Я красой не блистал никогда,
Я не ром, скорей лебеда.
Это мне не обидно,
Мне себя ведь не видно,
Вот для встречных так правда беда.
— Не смешно.
— А этот стишок и не должен быть смешной. Он философский. Да нет, он и смешной тоже. А этот ты слышал? «Жил-был старичок из Ратмейна…»
— Хватит, Кэтел, замолчи.
— Почему ты вечно одергиваешь брата? — сказала Кэтлин, накрывавшая на стол к чаю. Братья не ответили и с отсутствующе вежливыми лицами дождались, пока она выйдет из комнаты.
— Значит, к нам пожалует примерный юноша?
— Стыдно так говорить про двоюродного брата.
— А что? Я ведь его похвалил.
— Ничего подобного.
— Ну ладно, ничего подобного. Да ты и сам его не любишь. Чертов английский воображала, верно?
— Нет, я ничего против него не имею. В общем, он мне нравится.
— Он придет в мундире?
— Наверно.
— И со шпорами?
— Откуда я знаю? Вероятно.
— Я буду смеяться над его шпорами. Когда я засмеюсь, ты так и знай, это я над его шпорами.
— Ты будешь вести себя прилично, а не то я тебя выдеру.
— Нет, не выдерешь.
— Нет, выдеру.
— Га-га, гу-гу, я от Патси убегу! — запел Кэтел, прыжками спасаясь в дальний угол гостиной.

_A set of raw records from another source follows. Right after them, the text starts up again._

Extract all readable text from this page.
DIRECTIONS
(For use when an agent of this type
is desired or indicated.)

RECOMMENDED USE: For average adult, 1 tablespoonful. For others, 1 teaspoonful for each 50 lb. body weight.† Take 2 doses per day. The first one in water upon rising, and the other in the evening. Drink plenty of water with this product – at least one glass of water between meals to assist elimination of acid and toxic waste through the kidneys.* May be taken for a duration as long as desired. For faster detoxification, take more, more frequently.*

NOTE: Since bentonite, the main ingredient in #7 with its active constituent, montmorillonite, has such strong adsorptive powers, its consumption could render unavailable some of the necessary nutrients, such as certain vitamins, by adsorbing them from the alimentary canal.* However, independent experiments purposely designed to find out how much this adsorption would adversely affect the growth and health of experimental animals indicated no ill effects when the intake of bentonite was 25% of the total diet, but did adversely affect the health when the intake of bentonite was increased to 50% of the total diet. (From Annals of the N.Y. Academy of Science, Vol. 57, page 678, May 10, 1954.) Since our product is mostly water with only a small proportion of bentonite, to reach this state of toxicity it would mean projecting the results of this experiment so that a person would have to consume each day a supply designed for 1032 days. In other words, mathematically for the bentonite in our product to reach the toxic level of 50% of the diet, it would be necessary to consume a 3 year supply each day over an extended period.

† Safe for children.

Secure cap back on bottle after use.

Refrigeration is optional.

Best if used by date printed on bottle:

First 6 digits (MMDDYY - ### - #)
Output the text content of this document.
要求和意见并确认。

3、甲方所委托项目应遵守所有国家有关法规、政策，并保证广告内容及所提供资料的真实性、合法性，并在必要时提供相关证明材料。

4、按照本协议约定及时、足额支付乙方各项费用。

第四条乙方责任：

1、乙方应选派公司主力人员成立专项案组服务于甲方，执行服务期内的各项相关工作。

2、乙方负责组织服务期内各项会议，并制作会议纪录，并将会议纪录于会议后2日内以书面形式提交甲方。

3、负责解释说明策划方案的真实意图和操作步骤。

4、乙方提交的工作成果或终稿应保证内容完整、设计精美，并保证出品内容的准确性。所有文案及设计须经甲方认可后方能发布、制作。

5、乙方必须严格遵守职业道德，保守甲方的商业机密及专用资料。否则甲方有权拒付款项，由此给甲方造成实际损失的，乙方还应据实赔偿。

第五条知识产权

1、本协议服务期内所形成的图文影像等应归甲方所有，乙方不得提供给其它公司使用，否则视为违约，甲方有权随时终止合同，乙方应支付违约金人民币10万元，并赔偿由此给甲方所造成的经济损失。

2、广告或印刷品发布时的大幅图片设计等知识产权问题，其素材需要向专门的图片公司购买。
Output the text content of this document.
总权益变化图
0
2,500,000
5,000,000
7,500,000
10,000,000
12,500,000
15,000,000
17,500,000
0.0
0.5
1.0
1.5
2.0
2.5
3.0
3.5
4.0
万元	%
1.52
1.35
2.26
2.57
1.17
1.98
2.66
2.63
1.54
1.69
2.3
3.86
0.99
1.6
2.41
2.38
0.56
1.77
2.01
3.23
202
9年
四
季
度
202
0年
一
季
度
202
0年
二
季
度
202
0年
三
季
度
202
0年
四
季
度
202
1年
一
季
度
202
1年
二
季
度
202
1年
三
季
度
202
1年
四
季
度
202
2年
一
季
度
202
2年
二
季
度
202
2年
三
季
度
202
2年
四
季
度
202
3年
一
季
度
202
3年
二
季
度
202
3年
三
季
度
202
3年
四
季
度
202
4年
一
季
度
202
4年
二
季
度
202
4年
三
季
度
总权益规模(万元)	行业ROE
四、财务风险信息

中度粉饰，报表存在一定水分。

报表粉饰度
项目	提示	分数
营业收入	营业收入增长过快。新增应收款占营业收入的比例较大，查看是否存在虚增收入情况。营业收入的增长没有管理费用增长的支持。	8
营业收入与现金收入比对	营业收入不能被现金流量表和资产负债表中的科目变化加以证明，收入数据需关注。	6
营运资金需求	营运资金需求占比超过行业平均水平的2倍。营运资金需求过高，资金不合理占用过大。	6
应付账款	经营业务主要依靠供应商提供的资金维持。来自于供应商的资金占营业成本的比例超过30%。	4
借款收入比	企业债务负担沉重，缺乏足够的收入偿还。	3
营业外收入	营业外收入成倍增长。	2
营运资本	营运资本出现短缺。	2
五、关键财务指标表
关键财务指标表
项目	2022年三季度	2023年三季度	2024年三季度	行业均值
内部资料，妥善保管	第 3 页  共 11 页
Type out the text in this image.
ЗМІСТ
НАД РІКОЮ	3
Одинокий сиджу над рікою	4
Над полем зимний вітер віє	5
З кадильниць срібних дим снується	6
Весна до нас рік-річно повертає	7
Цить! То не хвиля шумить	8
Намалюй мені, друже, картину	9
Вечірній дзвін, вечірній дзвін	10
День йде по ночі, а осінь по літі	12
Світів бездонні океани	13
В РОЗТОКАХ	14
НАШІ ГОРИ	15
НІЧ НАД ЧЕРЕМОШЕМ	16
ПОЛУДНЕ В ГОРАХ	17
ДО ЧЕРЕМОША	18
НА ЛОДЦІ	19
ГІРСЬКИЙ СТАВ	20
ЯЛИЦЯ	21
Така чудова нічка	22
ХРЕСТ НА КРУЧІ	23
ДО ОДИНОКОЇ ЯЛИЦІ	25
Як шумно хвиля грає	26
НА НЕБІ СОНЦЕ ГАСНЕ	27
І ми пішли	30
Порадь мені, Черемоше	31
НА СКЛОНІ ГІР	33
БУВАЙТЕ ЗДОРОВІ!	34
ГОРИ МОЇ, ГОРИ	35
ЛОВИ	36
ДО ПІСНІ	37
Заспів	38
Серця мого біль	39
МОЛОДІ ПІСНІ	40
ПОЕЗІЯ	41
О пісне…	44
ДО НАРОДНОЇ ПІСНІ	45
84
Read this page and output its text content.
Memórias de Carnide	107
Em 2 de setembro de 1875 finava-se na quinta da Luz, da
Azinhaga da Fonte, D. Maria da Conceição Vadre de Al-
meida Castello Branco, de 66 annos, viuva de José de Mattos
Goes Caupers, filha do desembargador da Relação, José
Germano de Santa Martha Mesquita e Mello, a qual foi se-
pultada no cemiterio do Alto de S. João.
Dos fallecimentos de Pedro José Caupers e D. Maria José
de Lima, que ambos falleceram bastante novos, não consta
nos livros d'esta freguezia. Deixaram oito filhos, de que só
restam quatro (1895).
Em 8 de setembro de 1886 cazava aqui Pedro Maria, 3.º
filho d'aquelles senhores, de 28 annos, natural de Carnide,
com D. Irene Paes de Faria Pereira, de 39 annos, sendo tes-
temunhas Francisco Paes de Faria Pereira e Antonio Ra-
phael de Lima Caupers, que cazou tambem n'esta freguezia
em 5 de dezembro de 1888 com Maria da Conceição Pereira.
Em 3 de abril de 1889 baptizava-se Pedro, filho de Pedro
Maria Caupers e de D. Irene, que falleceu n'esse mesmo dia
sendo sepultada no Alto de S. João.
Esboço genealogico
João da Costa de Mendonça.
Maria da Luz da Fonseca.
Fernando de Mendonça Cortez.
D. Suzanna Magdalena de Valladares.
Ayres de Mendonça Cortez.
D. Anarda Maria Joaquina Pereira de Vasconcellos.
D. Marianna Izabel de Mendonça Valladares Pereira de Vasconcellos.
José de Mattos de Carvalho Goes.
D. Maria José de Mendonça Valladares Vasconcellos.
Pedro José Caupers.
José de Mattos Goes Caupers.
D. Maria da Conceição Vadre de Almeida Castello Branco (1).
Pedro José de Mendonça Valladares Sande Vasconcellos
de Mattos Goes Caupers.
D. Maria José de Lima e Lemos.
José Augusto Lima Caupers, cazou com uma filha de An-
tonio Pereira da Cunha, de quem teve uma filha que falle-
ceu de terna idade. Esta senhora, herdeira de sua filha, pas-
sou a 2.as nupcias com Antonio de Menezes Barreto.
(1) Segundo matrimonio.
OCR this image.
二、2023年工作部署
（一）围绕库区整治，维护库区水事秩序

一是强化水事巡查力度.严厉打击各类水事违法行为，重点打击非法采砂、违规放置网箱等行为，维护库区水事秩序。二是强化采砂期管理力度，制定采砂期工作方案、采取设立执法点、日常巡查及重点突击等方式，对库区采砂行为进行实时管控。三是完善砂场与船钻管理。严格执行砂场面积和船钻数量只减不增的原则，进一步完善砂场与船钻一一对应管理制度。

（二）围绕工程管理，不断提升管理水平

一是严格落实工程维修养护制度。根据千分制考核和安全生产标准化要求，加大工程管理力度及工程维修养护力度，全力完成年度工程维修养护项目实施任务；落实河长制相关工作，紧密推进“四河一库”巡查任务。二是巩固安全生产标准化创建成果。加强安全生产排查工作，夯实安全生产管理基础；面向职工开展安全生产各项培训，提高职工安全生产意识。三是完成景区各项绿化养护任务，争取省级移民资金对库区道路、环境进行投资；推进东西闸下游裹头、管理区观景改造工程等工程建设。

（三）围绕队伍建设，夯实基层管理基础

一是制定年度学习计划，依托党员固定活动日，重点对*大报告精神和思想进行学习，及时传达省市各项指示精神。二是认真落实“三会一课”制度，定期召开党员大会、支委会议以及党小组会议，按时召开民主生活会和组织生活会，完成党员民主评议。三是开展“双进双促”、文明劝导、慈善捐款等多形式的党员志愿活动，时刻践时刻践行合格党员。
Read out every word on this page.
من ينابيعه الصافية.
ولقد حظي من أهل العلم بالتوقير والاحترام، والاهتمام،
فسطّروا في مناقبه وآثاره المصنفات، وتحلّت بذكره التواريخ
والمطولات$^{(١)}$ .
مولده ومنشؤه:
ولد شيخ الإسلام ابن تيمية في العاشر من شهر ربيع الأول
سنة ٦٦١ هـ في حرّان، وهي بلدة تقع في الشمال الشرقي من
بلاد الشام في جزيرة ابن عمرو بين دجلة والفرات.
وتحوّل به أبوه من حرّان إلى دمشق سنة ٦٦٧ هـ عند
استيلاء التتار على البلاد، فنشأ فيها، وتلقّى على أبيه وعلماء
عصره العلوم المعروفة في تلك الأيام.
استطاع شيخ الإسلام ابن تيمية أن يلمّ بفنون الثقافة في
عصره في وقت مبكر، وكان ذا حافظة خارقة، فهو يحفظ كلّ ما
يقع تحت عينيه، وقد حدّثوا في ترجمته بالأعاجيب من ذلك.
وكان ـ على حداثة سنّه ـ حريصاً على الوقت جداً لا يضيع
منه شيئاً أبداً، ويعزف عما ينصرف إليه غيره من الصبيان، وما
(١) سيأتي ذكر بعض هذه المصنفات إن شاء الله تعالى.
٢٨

Их дом стоял в верхнем конце Блессингтон-стрит — эта широкая, унылая, грязная улица к северу от колонны Нельсона лезла в гору и упиралась в ограду скучного маленького парка. Под бледным, ясным небом от нее веяло тихим запустением — улица, не ведущая никуда, праздные собаки, раскрытые двери подъездов. Впрочем, она была очень похожа на другие крупные артерии Дублина, возникшие в начале прошлого века, — тот же внушительный сплошной фасад почерневшего красного кирпича, казалось не столько озаренный привычно дождливым светом, сколько поглощающий его. Вблизи было видно, что кирпич далеко не одноцветный — то фиолетово-красный, то желтовато-серый, но весь покрыт слоем грязи, наросшей на него как некая органическая оболочка, своего рода рыбья чешуя, — основной строительный материал Дублина, города, разом появившегося из-под земли по мановению какой-то растрепанной Дидоны. Железные решетки ограждали глубокие, как пещеры, подвальные дворики, где росли одуванчики и молодые деревца, а к каждой парадной двери, увенчанной изящным полукруглым окном, вело несколько ступенек. Причудливые колонки по бокам дверей, обитые и сплющившиеся от времени, напоминали памятники античности. Одни только окна на всем протяжении улицы выглядели нарядно и красиво, как в первый день творенья.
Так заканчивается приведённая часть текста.